1) You have two inputs for the `process_video` function, one with the video path if you want to run a video and another for the camera channel if you want to use the webcam.
2) Once you have executed the function you can end the process with the ESC key.

In [None]:
def extract_landmarks(results, num_pose_landmarks=33, num_face_landmarks=468):
    if results.pose_landmarks:
        pose_landmarks = [[lm.x, lm.y, lm.z, lm.visibility] for lm in results.pose_landmarks.landmark]
    else:
        pose_landmarks = [[0, 0, 0, 0] for _ in range(num_pose_landmarks)]
    
    if results.face_landmarks:
        face_landmarks = [[lm.x, lm.y, lm.z] for lm in results.face_landmarks.landmark]
    else:
        face_landmarks = [[0, 0, 0] for _ in range(num_face_landmarks)]

    flat_landmarks = [item for sublist in pose_landmarks + face_landmarks for item in sublist]

    return flat_landmarks

In [None]:
def process_video(webcam_input=0, video_path=None):
    """
    Processes video input from a file or webcam, applies pose estimation and action prediction, and displays the results.

    This function initializes video capture either from a specified video file or webcam. It then continuously reads frames,
    processes each frame using the MediaPipe Holistic model to detect human pose and face landmarks, predicts the action using
    a pre-trained model, and displays the predicted action and its probability on the video feed.

    Parameters
    ----------
    webcam_input : int, optional
        The device index of the webcam (default is 0, which usually represents the default webcam).
        Ignored if `video_path` is provided.
    video_path : str, optional
        The path to the video file to be processed. If None, webcam input is used instead.

    Notes
    -----
    - Press 'ESC' to exit the video feed.
    - The function assumes the existence of a pre-defined `model` for action prediction and `ss` (StandardScaler) for data scaling.
    - `extract_landmarks` and `cleaning_data` are required utility functions for landmarks extraction and data preparation.

    Examples
    --------
    Process video from the default webcam:
    
    >>> process_video()

    Process video from a specified video file:
    
    >>> process_video(video_path='path/to/your/video.mp4')
    """
    if video_path:
        cap = cv2.VideoCapture(video_path)
    else:
        cap = cv2.VideoCapture(webcam_input)
    
    with mp_holistic.Holistic(min_detection_confidence=0.5, min_tracking_confidence=0.5) as holistic:
        while cap.isOpened():
            success, frame = cap.read()
            if not success:
                if video_path:
                    print("Fim do vídeo.")
                else:
                    print("Ignorando frames vazios.")
                break
            
            image = cv2.cvtColor(frame, cv2.COLOR_BGR2RGB)
            results = holistic.process(image)

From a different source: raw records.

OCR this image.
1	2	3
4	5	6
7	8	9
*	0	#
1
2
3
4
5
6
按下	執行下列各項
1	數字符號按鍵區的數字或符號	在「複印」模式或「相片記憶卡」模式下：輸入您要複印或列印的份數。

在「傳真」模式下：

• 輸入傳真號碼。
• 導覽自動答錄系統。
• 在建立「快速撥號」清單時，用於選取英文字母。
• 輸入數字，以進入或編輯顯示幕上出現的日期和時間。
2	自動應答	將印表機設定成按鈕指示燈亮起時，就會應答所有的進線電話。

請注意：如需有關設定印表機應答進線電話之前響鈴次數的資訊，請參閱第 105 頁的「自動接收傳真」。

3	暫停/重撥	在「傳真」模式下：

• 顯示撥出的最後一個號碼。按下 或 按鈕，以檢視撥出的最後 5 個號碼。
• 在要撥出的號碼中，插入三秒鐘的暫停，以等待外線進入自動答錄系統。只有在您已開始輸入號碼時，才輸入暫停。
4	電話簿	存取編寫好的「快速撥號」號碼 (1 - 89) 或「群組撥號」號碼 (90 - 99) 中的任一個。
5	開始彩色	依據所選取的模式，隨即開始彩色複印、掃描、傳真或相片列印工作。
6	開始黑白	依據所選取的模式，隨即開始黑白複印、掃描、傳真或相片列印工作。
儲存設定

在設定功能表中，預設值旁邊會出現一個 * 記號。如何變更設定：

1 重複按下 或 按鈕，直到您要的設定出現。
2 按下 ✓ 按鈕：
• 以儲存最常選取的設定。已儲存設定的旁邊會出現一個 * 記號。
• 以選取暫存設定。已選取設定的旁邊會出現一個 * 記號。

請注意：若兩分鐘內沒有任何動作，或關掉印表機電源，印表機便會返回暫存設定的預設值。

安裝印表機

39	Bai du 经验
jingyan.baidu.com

            landmarks_row = extract_landmarks(results)

            X = pd.DataFrame([landmarks_row])
            
            X = cleaning_data(X)
            X_transformed = ss.transform(X)
            body_language_class = model.predict(X_transformed)[0]
            body_language_prob = model.predict_proba(X_transformed)[0]

            cv2.putText(frame, body_language_class, (10, 50), cv2.FONT_HERSHEY_SIMPLEX, 1, (0, 255, 0), 2, cv2.LINE_AA)
            cv2.putText(frame, f'Prob: {round(body_language_prob[np.argmax(body_language_prob)],2)}', (10, 80), cv2.FONT_HERSHEY_SIMPLEX, 1, (0, 255, 0), 2, cv2.LINE_AA)
            
            cv2.imshow('Video Feed', frame)
            
            if cv2.waitKey(5) & 0xFF == 27:
                break
    
    cap.release()
    cv2.destroyAllWindows()

# Usage example to video
video_path = 'video-path.mp4'
process_video(video_path)

# Usage example to webcam
process_video(webcam_input=1)

# Next Steps


- Validade metrics with cross-validation.
- Fine tunning models.
- Deploy model and pipeline from api.